Se invece l’aspirazione è quella di acquisire una visione più ampia e strategica della Pubblica Amministrazione, dirigendosi verso ruoli di management o posizioni apicali, la scelta di un master universitario di secondo livello rappresenta un vero cambio di prospettiva. Il Master Universitario in Management & E-Governance della Pubblica Amministrazione - MAGPA II, sempre targato LUM, si propone infatti come un percorso formativo di ben 1500 ore, con una formula mista che consente di unire momenti online a eventuali occasioni di networking e presenza, e un costo di 850 euro. Qui l’investimento economico e temporale è decisamente superiore (oltre 20 volte le ore), ma a fronte di un titolo di secondo livello e di un approccio che integra aspetti di governance digitale, management e innovazione organizzativa. Il punteggio MFGS di 7.2 sottolinea ulteriormente la solidità del percorso rispetto agli standard del settore. È dunque il master da preferire per chi, oltre all’operatività, mira a ruoli di progettazione, coordinamento e gestione nei processi di digitalizzazione e modernizzazione della PA.
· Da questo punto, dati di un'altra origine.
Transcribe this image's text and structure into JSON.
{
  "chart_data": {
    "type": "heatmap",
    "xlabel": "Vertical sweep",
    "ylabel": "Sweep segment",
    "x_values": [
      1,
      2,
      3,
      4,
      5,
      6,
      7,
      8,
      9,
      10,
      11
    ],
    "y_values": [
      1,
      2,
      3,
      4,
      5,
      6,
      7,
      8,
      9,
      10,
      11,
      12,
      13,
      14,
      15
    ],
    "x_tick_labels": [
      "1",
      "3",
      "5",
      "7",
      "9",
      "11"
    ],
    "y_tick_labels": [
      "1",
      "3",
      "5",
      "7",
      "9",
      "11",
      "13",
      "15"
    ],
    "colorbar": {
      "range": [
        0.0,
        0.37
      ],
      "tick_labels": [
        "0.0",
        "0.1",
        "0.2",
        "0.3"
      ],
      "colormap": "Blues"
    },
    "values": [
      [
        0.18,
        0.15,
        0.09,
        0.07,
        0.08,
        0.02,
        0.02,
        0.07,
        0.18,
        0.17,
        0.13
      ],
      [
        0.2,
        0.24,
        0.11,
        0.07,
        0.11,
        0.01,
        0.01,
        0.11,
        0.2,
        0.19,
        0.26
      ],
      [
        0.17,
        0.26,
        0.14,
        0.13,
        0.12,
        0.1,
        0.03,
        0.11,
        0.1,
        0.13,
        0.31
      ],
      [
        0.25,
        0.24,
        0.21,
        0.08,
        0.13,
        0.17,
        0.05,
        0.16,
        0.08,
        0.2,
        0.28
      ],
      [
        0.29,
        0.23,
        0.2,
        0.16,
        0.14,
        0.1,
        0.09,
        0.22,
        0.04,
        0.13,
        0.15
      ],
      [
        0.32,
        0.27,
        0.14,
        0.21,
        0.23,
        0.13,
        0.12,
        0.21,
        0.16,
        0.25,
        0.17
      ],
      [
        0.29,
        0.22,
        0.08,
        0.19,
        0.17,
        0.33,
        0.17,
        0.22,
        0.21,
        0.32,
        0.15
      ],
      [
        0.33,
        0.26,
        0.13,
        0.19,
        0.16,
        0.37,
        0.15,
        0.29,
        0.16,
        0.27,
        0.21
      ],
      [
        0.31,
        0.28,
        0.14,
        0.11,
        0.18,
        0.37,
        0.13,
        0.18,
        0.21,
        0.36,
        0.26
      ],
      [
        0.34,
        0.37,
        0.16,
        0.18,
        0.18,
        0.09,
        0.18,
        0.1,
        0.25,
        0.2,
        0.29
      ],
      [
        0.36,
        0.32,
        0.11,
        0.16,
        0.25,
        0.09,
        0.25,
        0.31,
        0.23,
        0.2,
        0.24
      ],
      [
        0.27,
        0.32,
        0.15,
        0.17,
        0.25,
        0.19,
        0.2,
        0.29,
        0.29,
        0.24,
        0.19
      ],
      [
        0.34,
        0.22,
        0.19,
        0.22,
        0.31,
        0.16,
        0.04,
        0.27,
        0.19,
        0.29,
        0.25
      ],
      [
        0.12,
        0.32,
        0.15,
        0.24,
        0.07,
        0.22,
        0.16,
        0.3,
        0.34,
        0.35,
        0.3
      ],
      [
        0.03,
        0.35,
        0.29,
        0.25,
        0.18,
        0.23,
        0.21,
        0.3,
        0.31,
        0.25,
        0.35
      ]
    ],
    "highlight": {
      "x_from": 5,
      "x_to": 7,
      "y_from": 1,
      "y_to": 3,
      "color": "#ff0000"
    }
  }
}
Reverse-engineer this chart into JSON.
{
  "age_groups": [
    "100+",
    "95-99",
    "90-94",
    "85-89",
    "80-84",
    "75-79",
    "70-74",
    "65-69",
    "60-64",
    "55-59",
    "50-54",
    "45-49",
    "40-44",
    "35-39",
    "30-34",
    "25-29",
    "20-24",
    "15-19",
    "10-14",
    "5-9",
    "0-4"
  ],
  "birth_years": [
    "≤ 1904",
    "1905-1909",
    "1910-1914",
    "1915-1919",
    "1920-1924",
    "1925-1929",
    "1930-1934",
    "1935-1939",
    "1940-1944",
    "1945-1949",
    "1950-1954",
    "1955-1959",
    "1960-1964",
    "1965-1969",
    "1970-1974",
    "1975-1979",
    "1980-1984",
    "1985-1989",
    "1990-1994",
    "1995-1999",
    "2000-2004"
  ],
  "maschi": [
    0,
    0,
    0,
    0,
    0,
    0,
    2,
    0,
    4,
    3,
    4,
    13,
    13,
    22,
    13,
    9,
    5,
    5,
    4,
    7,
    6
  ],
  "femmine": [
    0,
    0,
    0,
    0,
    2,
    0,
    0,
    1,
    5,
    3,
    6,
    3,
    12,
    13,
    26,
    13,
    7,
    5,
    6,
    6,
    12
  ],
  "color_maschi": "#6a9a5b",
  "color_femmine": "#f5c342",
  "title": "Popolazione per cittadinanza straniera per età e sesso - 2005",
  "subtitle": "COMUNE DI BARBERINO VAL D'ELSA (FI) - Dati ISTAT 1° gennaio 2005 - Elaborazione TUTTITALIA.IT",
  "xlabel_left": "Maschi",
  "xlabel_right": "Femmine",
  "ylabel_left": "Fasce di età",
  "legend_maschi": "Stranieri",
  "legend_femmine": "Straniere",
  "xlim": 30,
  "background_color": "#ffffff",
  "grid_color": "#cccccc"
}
Una terza opzione, che amplia ulteriormente l’orizzonte professionale, è il Master in Gestione delle Risorse Umane - Roma proposto dalla LUMSA Master School. Anch’esso di secondo livello, gratuito e strutturato in formula weekend, si rivolge a chi desideri specializzarsi nella gestione del personale, con un focus meno sulla pubblica amministrazione in senso stretto e più trasversale tra pubblico e privato. La durata di 1500 ore comporta un impegno importante, ma consente di acquisire competenze manageriali di ampio respiro. Il punteggio MFGS di 6.8 indica una buona riconoscibilità del titolo nel settore. Questa scelta è particolarmente adatta a chi vede la propria carriera orientata alla direzione delle risorse umane, anche in contesti al di fuori della PA, e cerca un percorso più versatile e spendibile in diversi ambiti organizzativi.
In sintesi, la scelta tra questi percorsi dipende fortemente dalle priorità: rapidità, specificità e aggiornamento normativo per il Corso in lo Smart Working Nella pa; visione manageriale e strategica per il MAGPA II; sviluppo di competenze trasversali nella gestione del personale per il Master in Gestione delle Risorse Umane. Anche gli investimenti richiesti (sia economici che di tempo) crescono proporzionalmente all’ampiezza e al livello delle competenze offerte.